In [1]:
# imports
import json
import pandas as pd
import numpy as np
from matplotlib import pyplot as plt
from nltk.sentiment import SentimentIntensityAnalyzer
from nltk.corpus import stopwords
import nltk
from sklearn.model_selection import train_test_split
from sklearn import svm
from sklearn import metrics
from nltk.stem import PorterStemmer
from num2words import num2words
from nltk.corpus import words
from nltk.corpus import wordnet
from nltk.corpus import words as nltk_words
nltk.download('words')
from collections import defaultdict
from sklearn.ensemble import RandomForestRegressor

[nltk_data] Downloading package words to /Users/Nelson/nltk_data...
[nltk_data]   Package words is already up-to-date!


In [2]:
# Load in Data

with open("Tesla_Comments_p.json", "r") as file:
    tesla_data_p = json.load(file)
with open("Tesla_Comments_c.json", "r") as file:
    tesla_data_c = json.load(file)
    
with open("GE_Comments_p.json", "r") as file:
    ge_data_p = json.load(file)
with open("GE_Comments_c.json", "r") as file:
    ge_data_c = json.load(file)
     
with open("AMD_Comments_p.json", "r") as file:
    amd_data_p = json.load(file)
with open("AMD_Comments_c.json", "r") as file:
    amd_data_c = json.load(file)
    
with open("NVDA_Comments_p.json", "r") as file:
    nvda_data_p = json.load(file)
with open("NVDA_Comments_c.json", "r") as file:
    nvda_data_c = json.load(file)

    
tesla_stock_data = pd.read_csv("TSLA.csv")
ge_stock_data = pd.read_csv("GE.csv")
amd_stock_data = pd.read_csv("AMD.csv")
nvda_stock_data = pd.read_csv("NVDA.csv")

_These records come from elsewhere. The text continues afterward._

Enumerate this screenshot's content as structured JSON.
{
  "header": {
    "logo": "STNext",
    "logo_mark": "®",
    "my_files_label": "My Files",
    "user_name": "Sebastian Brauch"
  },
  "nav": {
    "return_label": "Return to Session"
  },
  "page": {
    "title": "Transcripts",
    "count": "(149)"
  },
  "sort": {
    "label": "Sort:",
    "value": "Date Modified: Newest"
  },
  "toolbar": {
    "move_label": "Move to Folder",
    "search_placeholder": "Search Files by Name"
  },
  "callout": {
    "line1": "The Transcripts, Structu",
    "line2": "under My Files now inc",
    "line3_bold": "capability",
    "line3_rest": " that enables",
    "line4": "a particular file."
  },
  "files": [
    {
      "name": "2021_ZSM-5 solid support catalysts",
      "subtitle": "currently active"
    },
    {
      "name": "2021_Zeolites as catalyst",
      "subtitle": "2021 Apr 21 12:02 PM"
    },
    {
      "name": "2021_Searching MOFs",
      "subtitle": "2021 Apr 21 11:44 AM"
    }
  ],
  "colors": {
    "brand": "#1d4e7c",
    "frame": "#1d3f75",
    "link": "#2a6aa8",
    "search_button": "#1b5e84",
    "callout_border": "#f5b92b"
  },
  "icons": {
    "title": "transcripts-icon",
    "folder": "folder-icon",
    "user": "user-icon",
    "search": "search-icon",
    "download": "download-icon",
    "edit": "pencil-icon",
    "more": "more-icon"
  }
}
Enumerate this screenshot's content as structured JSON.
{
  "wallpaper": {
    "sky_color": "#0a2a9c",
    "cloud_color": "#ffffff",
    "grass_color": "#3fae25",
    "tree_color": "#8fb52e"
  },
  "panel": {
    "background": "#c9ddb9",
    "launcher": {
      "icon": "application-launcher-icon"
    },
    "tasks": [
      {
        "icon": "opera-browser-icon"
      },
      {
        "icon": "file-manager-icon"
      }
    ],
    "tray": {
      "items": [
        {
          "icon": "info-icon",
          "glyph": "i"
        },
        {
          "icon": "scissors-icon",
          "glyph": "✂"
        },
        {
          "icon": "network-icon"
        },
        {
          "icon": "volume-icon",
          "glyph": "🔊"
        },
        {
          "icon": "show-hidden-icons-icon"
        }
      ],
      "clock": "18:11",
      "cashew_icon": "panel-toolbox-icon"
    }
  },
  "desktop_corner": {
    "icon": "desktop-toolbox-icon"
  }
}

posts = [tesla_data_p, ge_data_p, amd_data_p, nvda_data_p]
comms = [tesla_data_c, ge_data_c, amd_data_c, nvda_data_c]
stocs = [tesla_stock_data, ge_stock_data, amd_stock_data, nvda_stock_data]
tickers = ["TSLA","GE","AMD","NVDA"]

In [3]:
# Combining and Cleaning Finance and Social Media data

combined = pd.DataFrame()
for comm, post, stoc, ticker in zip(comms, posts, stocs, tickers):
    
    # create columns
    df_comments = pd.json_normalize(comm).transpose()
    df_posts = pd.json_normalize(post).transpose()
    #df_posts.rename(columns={0,"Posts"})
    df_posts.columns = ['Posts']
    
    df_stock_info = stoc.set_index("Date")
    
    # join columns
    joined_df = df_stock_info.join(df_comments)
    joined_df = joined_df.join(df_posts)

    # add price column chance
    joined_df["Price_Change"] = joined_df["Close"] - joined_df["Open"]

    def dire(x):
        if x>0:
            return "up"
        elif x<0:
            return "down"
        else:
            return "no change"

    joined_df["Direction"] = joined_df["Price_Change"].apply(dire) 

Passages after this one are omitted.